Enhanced global warming:
Over the last 100 years, the average atmospheric temperature has risen by 0.6 degrees C,
causing the sea level to rise by several centimetres.

Water pollution:
Water pollution causes groundwater to become salty and unusable by many plant and
animal species, causing them to die out.

Soil pollution:
About 10 percent of the Earths surface has been reduced to desert and a further 25
percent has been placed at risk.

o Justify the need for conservation.
Humans rely on the living organisms around them. Plants provide us with the oxygen we need, as
well as being food for us to eat. They are also food for the animals we eat. Plants and fungi
provide the ingredients for many of the pharmaceutical drugs we use when we are ill. It is
estimated that of the 400 000 to 500 000 different species of known plants on the Earth, only 10
per cent have been investigated for their chemical components.

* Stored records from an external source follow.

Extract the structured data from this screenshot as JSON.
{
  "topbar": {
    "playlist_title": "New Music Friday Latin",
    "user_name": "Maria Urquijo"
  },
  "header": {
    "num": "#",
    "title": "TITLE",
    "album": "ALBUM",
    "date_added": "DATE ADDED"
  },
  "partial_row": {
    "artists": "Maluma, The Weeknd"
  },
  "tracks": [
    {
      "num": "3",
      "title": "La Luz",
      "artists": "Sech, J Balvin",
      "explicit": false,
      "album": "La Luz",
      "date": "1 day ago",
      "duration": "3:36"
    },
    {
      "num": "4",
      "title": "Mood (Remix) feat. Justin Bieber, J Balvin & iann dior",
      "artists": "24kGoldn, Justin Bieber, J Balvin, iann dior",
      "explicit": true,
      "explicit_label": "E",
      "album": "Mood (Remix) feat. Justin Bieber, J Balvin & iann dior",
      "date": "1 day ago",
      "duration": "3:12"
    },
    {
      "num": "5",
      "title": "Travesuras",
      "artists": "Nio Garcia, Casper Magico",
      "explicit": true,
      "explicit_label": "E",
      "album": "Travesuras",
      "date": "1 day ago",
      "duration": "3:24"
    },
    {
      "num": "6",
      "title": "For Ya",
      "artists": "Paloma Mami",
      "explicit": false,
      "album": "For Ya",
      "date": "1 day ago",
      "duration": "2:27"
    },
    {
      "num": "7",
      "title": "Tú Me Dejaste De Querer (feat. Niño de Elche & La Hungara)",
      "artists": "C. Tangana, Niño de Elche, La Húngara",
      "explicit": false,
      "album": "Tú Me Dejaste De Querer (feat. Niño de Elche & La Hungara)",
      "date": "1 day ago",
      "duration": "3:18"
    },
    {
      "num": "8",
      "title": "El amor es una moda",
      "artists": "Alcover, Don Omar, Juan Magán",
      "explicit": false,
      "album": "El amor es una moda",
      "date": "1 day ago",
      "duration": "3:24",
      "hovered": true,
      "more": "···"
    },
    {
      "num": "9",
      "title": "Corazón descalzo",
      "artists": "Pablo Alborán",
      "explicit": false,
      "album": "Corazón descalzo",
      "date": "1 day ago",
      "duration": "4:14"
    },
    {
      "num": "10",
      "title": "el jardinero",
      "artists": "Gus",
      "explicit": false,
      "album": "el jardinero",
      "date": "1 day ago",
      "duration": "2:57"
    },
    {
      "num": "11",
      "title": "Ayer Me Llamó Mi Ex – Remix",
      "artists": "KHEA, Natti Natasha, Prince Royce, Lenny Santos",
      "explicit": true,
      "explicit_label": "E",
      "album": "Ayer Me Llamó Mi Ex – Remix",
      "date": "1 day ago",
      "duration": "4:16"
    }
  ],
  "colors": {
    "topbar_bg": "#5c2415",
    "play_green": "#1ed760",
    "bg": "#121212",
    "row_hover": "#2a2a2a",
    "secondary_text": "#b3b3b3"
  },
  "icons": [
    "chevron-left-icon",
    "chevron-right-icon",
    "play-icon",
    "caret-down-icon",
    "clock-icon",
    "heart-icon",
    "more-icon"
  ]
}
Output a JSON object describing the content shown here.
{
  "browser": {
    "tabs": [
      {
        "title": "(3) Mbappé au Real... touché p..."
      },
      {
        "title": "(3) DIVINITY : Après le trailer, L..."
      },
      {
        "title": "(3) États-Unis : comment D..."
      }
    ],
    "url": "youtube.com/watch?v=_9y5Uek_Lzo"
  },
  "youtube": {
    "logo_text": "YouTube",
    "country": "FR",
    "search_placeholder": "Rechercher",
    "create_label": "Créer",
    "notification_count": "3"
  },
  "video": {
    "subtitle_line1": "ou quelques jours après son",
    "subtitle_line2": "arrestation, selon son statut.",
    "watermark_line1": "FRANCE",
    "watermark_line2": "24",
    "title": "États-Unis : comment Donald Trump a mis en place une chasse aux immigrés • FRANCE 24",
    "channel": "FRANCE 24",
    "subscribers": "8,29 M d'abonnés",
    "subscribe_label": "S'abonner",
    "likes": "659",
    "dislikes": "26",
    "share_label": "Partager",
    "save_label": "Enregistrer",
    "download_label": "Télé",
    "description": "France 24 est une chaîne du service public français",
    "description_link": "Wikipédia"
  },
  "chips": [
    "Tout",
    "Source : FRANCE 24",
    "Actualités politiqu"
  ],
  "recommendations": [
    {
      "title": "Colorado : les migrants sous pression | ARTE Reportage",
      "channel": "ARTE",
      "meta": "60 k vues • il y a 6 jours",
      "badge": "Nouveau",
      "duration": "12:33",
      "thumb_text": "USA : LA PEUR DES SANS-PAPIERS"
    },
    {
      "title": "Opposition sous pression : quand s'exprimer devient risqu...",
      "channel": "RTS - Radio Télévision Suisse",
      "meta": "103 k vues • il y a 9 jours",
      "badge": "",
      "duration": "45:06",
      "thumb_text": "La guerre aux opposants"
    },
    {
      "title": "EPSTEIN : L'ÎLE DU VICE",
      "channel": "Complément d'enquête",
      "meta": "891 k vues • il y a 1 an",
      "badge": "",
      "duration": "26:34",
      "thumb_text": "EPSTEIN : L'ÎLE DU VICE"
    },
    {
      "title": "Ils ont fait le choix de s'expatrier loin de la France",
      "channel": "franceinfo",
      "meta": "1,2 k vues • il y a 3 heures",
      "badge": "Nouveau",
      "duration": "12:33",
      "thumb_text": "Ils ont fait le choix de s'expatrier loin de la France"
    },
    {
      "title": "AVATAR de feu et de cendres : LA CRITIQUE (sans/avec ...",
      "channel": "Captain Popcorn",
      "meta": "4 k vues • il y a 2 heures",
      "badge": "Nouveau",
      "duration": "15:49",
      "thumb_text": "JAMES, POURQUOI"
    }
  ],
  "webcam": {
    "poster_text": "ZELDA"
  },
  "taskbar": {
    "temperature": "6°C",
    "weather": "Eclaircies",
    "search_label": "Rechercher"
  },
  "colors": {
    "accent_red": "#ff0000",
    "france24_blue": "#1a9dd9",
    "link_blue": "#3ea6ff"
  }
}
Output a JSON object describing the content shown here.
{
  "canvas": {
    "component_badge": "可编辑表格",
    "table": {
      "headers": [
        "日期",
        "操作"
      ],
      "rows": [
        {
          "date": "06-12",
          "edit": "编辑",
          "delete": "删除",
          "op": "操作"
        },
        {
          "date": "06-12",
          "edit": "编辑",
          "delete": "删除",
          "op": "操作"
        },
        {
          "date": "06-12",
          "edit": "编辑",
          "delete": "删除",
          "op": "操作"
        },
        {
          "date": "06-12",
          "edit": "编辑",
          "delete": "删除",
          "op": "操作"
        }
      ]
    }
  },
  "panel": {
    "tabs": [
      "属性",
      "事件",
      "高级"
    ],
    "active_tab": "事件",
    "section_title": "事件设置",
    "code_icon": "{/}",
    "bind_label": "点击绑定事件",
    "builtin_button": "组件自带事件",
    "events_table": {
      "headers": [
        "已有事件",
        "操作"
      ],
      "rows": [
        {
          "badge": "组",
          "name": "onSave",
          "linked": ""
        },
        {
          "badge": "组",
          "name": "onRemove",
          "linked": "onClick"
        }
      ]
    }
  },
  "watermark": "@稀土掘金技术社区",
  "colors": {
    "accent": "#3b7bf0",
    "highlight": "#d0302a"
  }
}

Who knows what future cures
are to be found in the plants and animals we are destroying today?

Vocabulary

o Ecosystem
An ecosystem is the living organisms that inhabit a specific region, how they interact with each
other, and the effects on them of the non-living environment around them.
o Populations
The number of organisms present.
o Adaptions
Behavioural and physical characteristics that allow an organism to survive.
o Biotic
Something that is alive.
o Abiotic
Something that is non-living.
o Photosynthesis
When exposed to sunlight, the leaves of plants convert carbon dioxide from the air and water
form their surroundings into glucose and oxygen. They do this by using a chemical called
chlorophyll. The process is called photosynthesis.
o Respiration
The process of metabolizing sugars to yield energy for growth, reproduction, and other life
processes.
o Food chain
A series of organisms each dependent on the next as a source of food.
o Food web
A system of interlocking and interdependent food chains.
o Biodiversity
The number of different species present in a community.
o Competition
Different animals or plants may fight for the same food resource, water, or nesting material.
o Mutualism
Symbiosis. Both organisms benefit by their relationship with each other.
o Pollution
When the environment is made unfit or unhealthy for the organisms that live there.

o Degradation

o Salinity
Salinity is the saltiness or dissolved salt content of a body of water.
o Global warming
A gradual increase in the overall temperature of the earth's atmosphere generally attributed to
the greenhouse effect caused by increased levels of carbon dioxide, CFCs, and other pollutants.
o Fossil fuels
A natural fuel such as coal or gas, formed in the geological past from the remains of living
organisms.
o Conservation
Conservation is aimed at keeping alive all the plants and animals that live together in a specific
habitat, usually by keeping the habitat undisturbed and free of human interaction.
o Endangered species
A species of animal or plant that is seriously at risk of extinction.
o Sustainable

o Introduced species
An introduced species (also known as an exotic species) is an organism that is not native to the
place or area where it is considered introduced and instead has been accidentally or deliberately
transported to the new location by human activity.
o Deforestation
Deforestation is the process whereby natural forests are cleared through logging and/or burning,
either to use the timber or to replace the area for alternative uses.
o Greenhouse gases
A greenhouse gas is a gas in an atmosphere that absorbs and emits radiation within the thermal
infrared range.
o Decomposers
Organisms that break down the cells of dead plants and animals into simpler substances.
o Habitat
The natural home or environment of an animal, plant, or other organism.